The rule below is quite simple. It tries to match a noun postag in between two common words that usually contains a singular or plural noun. It works okay for words with one of those tags. But when I put a word in it that has only different tags (it happens in texts in the wild), it results in a strange tag:
<rule name="de_ZNW_van_2" id="DE_ZNW_VAN_2"> <pattern> <token>de</token> <marker> <token></token> </marker> <token>van</token> </pattern> <disambig><match no="1" postag="ZNW.*DE_.*" postag_regexp="yes" /></disambig> </rule>
java -jar languagetool-commandline.jar -l nl -t
Expected text language: Dutch
Dit is de kindje van mij.
Working on STDIN…
Dit[Dit/null] is[is/ZNW:EKV,zijn/WKW:TGW:3EP] de[de/null] kindje[kind/ZNW.DE_.] van[van/VRZ,van/ZNW:EKV] mij[mij/null].
ZNW.DE_. was the filter, and now ended up as the tag. While there were different tags assigned to this word. I think this result should be null/UNKOWN.
Don’t you think so?
Somehow, a filterall rule behaves differently.

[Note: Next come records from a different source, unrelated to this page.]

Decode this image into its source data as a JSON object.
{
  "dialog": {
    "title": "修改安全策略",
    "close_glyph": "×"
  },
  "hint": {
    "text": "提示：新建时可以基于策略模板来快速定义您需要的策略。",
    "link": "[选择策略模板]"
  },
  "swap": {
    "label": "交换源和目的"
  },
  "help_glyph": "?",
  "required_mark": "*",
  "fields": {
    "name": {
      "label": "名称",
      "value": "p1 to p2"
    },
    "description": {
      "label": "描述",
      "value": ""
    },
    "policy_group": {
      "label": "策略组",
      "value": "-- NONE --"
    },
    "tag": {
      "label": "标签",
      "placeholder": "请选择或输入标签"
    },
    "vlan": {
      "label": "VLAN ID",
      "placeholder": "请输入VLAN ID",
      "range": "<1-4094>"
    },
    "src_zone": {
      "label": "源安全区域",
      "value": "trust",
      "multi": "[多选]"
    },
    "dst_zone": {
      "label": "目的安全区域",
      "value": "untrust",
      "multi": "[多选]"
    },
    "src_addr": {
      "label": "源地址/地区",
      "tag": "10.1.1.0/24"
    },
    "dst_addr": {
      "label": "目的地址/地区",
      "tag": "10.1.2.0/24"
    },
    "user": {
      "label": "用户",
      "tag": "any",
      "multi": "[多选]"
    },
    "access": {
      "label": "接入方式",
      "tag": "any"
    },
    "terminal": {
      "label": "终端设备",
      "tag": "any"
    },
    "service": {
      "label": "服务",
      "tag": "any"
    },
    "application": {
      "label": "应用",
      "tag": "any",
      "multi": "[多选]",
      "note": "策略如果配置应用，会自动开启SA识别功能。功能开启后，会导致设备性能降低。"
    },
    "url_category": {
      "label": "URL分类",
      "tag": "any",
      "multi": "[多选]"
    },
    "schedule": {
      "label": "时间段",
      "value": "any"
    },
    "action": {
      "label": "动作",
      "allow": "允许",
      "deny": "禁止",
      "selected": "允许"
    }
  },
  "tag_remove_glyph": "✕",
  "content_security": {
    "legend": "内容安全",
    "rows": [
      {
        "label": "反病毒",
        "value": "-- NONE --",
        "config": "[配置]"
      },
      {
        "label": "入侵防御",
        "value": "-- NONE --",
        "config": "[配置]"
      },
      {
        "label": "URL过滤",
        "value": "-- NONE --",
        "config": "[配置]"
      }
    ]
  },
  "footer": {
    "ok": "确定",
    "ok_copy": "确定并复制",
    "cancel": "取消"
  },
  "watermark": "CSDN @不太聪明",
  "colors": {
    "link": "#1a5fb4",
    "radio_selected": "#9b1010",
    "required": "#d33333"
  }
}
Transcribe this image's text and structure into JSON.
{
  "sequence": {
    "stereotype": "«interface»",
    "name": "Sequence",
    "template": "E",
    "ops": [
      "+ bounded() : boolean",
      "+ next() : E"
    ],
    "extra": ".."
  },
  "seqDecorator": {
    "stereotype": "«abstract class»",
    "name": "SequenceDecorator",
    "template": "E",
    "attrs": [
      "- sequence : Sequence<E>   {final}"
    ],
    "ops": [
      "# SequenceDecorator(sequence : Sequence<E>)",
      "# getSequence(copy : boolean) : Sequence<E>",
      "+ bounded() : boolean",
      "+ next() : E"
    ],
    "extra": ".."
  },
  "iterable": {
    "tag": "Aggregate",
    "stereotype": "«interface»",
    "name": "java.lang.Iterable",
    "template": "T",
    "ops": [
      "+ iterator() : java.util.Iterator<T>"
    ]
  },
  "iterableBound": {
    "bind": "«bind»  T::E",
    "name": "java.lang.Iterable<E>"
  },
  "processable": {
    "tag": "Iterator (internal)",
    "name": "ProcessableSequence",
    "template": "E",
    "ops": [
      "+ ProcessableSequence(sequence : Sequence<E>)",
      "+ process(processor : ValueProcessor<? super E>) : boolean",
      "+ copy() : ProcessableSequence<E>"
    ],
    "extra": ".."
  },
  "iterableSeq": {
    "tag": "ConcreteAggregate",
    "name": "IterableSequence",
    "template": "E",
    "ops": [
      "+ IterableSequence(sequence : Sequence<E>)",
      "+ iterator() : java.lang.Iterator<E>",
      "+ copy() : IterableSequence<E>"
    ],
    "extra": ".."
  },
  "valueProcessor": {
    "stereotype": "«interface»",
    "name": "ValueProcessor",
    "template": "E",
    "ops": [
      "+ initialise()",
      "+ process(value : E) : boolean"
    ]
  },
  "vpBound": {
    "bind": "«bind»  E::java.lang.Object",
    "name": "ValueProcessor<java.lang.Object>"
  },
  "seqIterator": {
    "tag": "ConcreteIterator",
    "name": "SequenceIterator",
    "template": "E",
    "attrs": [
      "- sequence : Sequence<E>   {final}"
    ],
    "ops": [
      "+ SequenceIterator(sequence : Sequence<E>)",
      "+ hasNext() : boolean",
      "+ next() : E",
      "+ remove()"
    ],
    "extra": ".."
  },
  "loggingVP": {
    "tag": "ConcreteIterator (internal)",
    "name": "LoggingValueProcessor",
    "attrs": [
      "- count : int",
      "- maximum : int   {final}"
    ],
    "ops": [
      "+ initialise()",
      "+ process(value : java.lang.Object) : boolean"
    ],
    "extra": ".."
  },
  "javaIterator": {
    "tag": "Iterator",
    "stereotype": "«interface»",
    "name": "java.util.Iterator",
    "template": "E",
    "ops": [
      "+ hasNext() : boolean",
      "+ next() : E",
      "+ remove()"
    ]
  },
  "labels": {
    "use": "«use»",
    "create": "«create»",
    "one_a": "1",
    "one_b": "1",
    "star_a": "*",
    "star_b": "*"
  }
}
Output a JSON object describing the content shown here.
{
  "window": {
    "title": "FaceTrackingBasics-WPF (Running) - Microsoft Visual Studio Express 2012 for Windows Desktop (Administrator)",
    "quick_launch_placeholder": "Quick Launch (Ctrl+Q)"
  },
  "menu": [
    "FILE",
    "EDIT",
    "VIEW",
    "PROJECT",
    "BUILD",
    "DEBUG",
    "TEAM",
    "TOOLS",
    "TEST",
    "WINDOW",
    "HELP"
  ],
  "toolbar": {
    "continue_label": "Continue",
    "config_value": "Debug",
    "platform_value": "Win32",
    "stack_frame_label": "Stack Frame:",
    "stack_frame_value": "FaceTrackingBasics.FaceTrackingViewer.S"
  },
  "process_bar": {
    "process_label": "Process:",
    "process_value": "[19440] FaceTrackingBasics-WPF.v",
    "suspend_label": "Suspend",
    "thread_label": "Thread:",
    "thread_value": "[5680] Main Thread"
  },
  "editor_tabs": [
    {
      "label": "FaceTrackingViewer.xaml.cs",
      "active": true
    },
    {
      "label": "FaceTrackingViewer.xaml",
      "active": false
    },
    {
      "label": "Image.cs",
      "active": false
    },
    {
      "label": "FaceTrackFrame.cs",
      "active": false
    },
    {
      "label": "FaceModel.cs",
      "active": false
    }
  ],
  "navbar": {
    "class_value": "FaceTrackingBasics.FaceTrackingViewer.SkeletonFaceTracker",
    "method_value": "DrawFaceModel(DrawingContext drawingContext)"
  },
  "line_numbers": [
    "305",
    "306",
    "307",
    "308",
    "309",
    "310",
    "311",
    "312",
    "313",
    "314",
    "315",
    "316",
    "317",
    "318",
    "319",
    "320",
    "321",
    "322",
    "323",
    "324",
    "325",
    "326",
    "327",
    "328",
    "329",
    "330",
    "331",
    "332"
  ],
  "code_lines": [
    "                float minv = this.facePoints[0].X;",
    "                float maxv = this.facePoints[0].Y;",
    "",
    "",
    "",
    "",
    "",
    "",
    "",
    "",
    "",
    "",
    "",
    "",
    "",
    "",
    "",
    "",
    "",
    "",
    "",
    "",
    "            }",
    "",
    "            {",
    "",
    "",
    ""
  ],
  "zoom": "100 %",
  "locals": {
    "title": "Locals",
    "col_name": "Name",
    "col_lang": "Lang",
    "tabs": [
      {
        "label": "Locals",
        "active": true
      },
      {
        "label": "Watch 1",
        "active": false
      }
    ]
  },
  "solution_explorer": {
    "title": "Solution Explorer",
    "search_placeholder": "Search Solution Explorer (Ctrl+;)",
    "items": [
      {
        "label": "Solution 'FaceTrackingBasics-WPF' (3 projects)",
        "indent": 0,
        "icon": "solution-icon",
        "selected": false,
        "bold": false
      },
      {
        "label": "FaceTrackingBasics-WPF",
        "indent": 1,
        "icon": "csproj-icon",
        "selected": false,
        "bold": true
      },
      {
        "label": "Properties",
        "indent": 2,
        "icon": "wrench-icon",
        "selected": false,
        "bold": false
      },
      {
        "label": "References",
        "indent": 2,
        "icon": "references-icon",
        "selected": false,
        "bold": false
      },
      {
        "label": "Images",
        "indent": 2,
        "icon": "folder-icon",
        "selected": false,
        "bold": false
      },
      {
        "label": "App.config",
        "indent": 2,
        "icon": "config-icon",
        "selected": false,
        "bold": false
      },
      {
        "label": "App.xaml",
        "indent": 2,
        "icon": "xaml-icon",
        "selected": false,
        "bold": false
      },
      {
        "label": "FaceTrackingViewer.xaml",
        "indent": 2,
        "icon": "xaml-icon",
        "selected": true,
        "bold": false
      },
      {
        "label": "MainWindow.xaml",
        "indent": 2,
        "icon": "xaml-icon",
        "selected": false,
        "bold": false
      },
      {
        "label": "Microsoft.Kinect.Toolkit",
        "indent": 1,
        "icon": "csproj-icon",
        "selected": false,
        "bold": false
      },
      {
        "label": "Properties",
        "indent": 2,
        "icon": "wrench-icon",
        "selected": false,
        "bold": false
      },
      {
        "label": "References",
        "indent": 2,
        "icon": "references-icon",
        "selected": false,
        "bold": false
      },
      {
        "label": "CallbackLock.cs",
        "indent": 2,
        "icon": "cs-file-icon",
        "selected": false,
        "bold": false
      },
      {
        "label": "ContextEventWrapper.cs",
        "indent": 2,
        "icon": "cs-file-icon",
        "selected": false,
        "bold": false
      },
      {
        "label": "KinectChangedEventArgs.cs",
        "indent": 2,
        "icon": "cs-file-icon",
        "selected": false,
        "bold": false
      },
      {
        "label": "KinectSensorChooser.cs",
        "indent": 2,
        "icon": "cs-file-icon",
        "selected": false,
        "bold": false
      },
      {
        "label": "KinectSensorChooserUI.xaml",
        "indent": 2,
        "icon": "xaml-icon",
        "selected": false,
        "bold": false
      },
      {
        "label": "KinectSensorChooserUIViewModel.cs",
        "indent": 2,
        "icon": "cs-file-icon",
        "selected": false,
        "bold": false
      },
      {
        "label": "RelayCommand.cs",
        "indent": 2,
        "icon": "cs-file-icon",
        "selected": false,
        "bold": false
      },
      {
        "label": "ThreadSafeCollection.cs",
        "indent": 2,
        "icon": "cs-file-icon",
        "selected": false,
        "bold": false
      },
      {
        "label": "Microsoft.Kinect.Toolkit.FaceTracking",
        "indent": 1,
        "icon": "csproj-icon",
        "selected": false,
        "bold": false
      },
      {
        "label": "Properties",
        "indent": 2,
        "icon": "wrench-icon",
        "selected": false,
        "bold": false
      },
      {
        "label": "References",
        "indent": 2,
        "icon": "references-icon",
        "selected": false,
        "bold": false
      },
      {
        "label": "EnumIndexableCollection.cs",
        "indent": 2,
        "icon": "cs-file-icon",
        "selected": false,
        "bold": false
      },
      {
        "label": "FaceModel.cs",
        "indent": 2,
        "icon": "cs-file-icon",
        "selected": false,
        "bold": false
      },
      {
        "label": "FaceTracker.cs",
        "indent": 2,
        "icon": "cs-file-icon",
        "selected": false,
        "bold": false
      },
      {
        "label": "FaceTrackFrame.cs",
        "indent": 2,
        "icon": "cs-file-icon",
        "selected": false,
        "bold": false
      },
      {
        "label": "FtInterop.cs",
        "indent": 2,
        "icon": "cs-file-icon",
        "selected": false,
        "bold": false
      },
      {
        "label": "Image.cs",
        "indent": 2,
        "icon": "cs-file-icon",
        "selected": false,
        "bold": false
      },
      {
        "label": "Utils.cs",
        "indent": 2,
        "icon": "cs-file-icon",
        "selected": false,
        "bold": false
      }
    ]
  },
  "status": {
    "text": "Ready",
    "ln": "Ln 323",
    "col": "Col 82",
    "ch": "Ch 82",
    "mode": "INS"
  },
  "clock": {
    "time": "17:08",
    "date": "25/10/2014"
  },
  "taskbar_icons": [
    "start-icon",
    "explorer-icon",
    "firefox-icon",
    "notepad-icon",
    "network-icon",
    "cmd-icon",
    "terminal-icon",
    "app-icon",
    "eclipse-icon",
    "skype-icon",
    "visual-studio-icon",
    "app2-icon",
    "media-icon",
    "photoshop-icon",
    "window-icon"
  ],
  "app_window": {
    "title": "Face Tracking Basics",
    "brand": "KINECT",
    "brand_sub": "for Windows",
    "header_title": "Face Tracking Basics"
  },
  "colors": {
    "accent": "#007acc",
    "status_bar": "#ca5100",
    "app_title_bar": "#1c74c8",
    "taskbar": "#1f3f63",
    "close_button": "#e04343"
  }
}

<rule id="A" name="a"> <pattern> <marker> <token>de</token> <token postag="ZNW.*DE_.*" postag_regexp="yes"/> <token>van</token> </marker> </pattern> <disambig action="filterall"/> </rule>
This should do the same, I guess. But it does not:
Dit[Dit/null] is[is/ZNW:EKV,zijn/WKW:TGW:3EP] de[de/null] kindje[kind/ZNW:EKV:VRK:HET] van[van/VRZ,van/ZNW:EKV] a[a/ZNW:EKV:DE_]
It leaves the tag, even though it is not matched.
Furthermore… When I add a postag on a word (with lemma or without) and it already has this tag, it ends up with two identical tags. This is not a problem, but not correct, or is it?
What am I doing wrong, or what is the disambiguation doing wrong?
What I am actually looking for is to drop all tags and add a new one on a word within a pattern.